Im Folgenden werden Aussagen getroffen, auf deren Basis der Diskussionsprozess gestaltet werden kann. Die Aussagen sind keine Vorfestlegung für eine bestimmte Alternative.

Alternativen zur konventionellen Endlagerung / Langzeitzwischenlagerung

Es besteht die Möglichkeit, kein geeignetes Endlager oder kein geeignetes Konzept zur Langzeitzwischenlagerung zu finden. Bereits heute muss daher an Alternativen gearbeitet und geforscht werden, die in diesem Fall Antworten geben können. Die FDP fordert:

  • eine Verstärkung der Forschungsaktivitäten im Bereich der Umwandlung von langlebigen radioaktiven Stoffen durch die Transmutation zur Reduzierung des Volumens bzw. zur Verringerung der Strahlungsdauer. Nach Möglichkeit sind diese Aktivitäten international zu bündeln.
  • zu prüfen, inwiefern es denkbare Ansätze der Endlagerung gibt, die aktuell technisch nicht realisierbar sind, aber durch technologischen Fortschritt realisierbar werden könnten, z.B. Endlagerung in großen Tiefen deutlich unter 1.000 m, etc..
  • eine Grundlagenforschung nach alternativen Verwendungs- oder Verwertungsmethoden für die heute noch keine realistische Option besteht.

Langzeitzwischenlagerung

Aktuell werden abgebrannte Kernbrennstäbe an Zwischenlagern der Kernkraftwerke sowie an den zentralen Zwischenlagern Gorleben, Ahaus und Lubmin aufbewahrt. Diese sind nicht für die Langzeitzwischenlagerung ausgelegt.

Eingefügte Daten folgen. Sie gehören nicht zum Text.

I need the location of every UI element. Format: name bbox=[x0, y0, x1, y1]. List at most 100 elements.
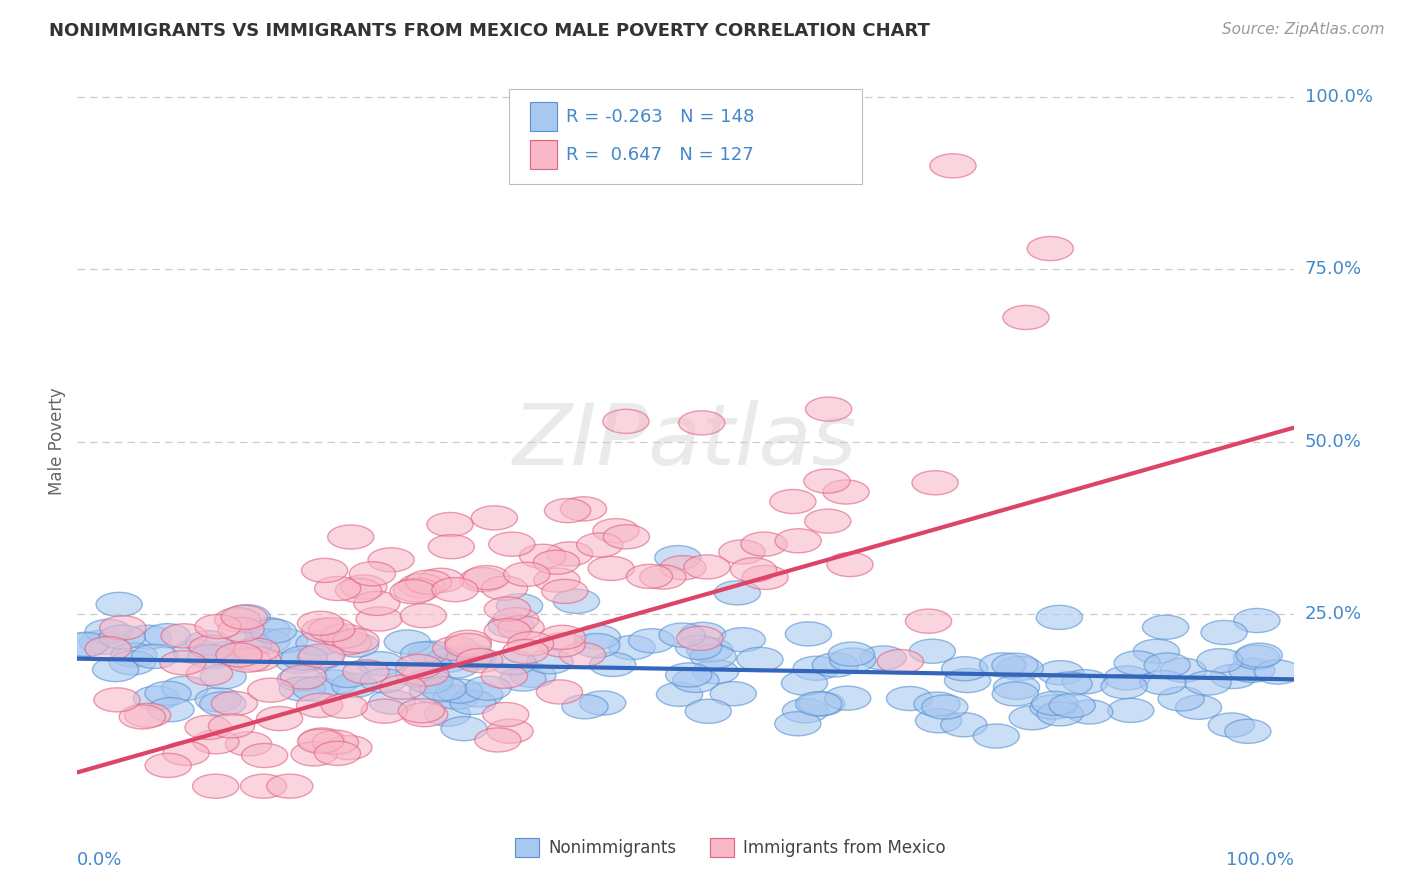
Ellipse shape bbox=[782, 671, 828, 695]
Ellipse shape bbox=[718, 628, 765, 652]
Ellipse shape bbox=[433, 685, 479, 709]
Ellipse shape bbox=[299, 728, 344, 752]
Text: 100.0%: 100.0% bbox=[1305, 88, 1372, 106]
Ellipse shape bbox=[510, 664, 555, 688]
Ellipse shape bbox=[1010, 706, 1056, 730]
Ellipse shape bbox=[402, 662, 449, 686]
Ellipse shape bbox=[503, 562, 550, 586]
Ellipse shape bbox=[1101, 674, 1147, 698]
Text: NONIMMIGRANTS VS IMMIGRANTS FROM MEXICO MALE POVERTY CORRELATION CHART: NONIMMIGRANTS VS IMMIGRANTS FROM MEXICO … bbox=[49, 22, 931, 40]
Ellipse shape bbox=[588, 557, 634, 581]
Ellipse shape bbox=[418, 568, 464, 592]
Ellipse shape bbox=[730, 558, 776, 582]
Ellipse shape bbox=[162, 676, 208, 700]
Ellipse shape bbox=[278, 677, 325, 701]
Ellipse shape bbox=[193, 774, 239, 798]
Text: 0.0%: 0.0% bbox=[77, 851, 122, 869]
Ellipse shape bbox=[457, 682, 503, 707]
Ellipse shape bbox=[328, 524, 374, 549]
Ellipse shape bbox=[450, 690, 496, 714]
Ellipse shape bbox=[312, 670, 359, 694]
Ellipse shape bbox=[195, 688, 242, 712]
Ellipse shape bbox=[267, 774, 314, 798]
Ellipse shape bbox=[877, 649, 924, 673]
Ellipse shape bbox=[315, 741, 360, 765]
Ellipse shape bbox=[297, 646, 343, 670]
Ellipse shape bbox=[60, 633, 107, 657]
Ellipse shape bbox=[148, 698, 194, 722]
Ellipse shape bbox=[905, 609, 952, 633]
Ellipse shape bbox=[110, 651, 156, 675]
Ellipse shape bbox=[799, 691, 845, 715]
Ellipse shape bbox=[813, 653, 859, 677]
Ellipse shape bbox=[1002, 305, 1049, 329]
Ellipse shape bbox=[163, 741, 209, 765]
Ellipse shape bbox=[380, 675, 426, 699]
Ellipse shape bbox=[63, 632, 108, 657]
Ellipse shape bbox=[471, 506, 517, 530]
Ellipse shape bbox=[429, 534, 474, 558]
Ellipse shape bbox=[312, 731, 359, 755]
Ellipse shape bbox=[360, 669, 406, 693]
Ellipse shape bbox=[398, 574, 444, 598]
Ellipse shape bbox=[593, 518, 640, 542]
Ellipse shape bbox=[277, 667, 323, 691]
Ellipse shape bbox=[384, 630, 430, 654]
Ellipse shape bbox=[540, 625, 585, 649]
Ellipse shape bbox=[914, 692, 960, 716]
Ellipse shape bbox=[675, 635, 721, 659]
Ellipse shape bbox=[994, 675, 1039, 699]
Ellipse shape bbox=[488, 614, 534, 638]
Ellipse shape bbox=[1067, 700, 1112, 724]
Bar bbox=[530, 140, 557, 169]
Ellipse shape bbox=[340, 575, 387, 599]
Ellipse shape bbox=[796, 692, 842, 716]
Ellipse shape bbox=[554, 590, 599, 614]
Ellipse shape bbox=[1229, 658, 1275, 682]
Ellipse shape bbox=[626, 565, 672, 589]
Ellipse shape bbox=[202, 642, 249, 666]
Ellipse shape bbox=[886, 687, 932, 711]
Ellipse shape bbox=[830, 648, 876, 673]
Ellipse shape bbox=[484, 597, 530, 621]
Ellipse shape bbox=[827, 552, 873, 576]
Ellipse shape bbox=[1038, 702, 1083, 726]
Ellipse shape bbox=[714, 581, 761, 605]
Ellipse shape bbox=[655, 546, 702, 570]
Ellipse shape bbox=[1049, 693, 1095, 718]
Bar bbox=[710, 838, 734, 857]
Text: R = -0.263   N = 148: R = -0.263 N = 148 bbox=[567, 108, 755, 126]
Ellipse shape bbox=[160, 650, 207, 675]
Ellipse shape bbox=[1160, 658, 1206, 682]
Ellipse shape bbox=[481, 665, 527, 689]
Ellipse shape bbox=[692, 660, 738, 684]
Ellipse shape bbox=[922, 695, 967, 719]
Ellipse shape bbox=[640, 565, 686, 589]
Ellipse shape bbox=[496, 594, 543, 618]
Ellipse shape bbox=[218, 617, 264, 641]
Ellipse shape bbox=[741, 533, 787, 557]
Ellipse shape bbox=[737, 648, 783, 672]
Ellipse shape bbox=[322, 694, 367, 718]
Ellipse shape bbox=[997, 657, 1043, 681]
Ellipse shape bbox=[84, 637, 131, 661]
Ellipse shape bbox=[195, 615, 240, 639]
Ellipse shape bbox=[96, 592, 142, 616]
Ellipse shape bbox=[657, 682, 703, 706]
Ellipse shape bbox=[250, 619, 297, 643]
Ellipse shape bbox=[482, 702, 529, 727]
Ellipse shape bbox=[1233, 645, 1279, 669]
Ellipse shape bbox=[685, 699, 731, 723]
Ellipse shape bbox=[298, 611, 343, 635]
Ellipse shape bbox=[368, 690, 415, 714]
Ellipse shape bbox=[193, 730, 239, 754]
Ellipse shape bbox=[860, 646, 907, 670]
Ellipse shape bbox=[659, 556, 706, 580]
Ellipse shape bbox=[686, 638, 733, 662]
Ellipse shape bbox=[325, 631, 371, 655]
Ellipse shape bbox=[804, 469, 851, 493]
Ellipse shape bbox=[217, 643, 262, 667]
Ellipse shape bbox=[225, 731, 271, 756]
Ellipse shape bbox=[321, 624, 367, 648]
Ellipse shape bbox=[508, 632, 554, 656]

  • Daher soll ein Konzept erarbeitet werden, wie ein oberirdisches oder unterirdisches Zwischenlager für 100 Jahre aussehen könnte.
  • Wenn radioaktive Reststoffe rückholbar gelagert werden, dann ist dieses für die FDP eine Langzeitzwischenlagerung. Daher sind hierzu auch Bedingungen zu definieren, die eine sichere Lagerung, z.B. in Bezug auf Flugzeugattacken, Bombenwurf, Flut und Erdbeben, ermöglichen.
  • Die Forschung soll parallel durchgeführt werden.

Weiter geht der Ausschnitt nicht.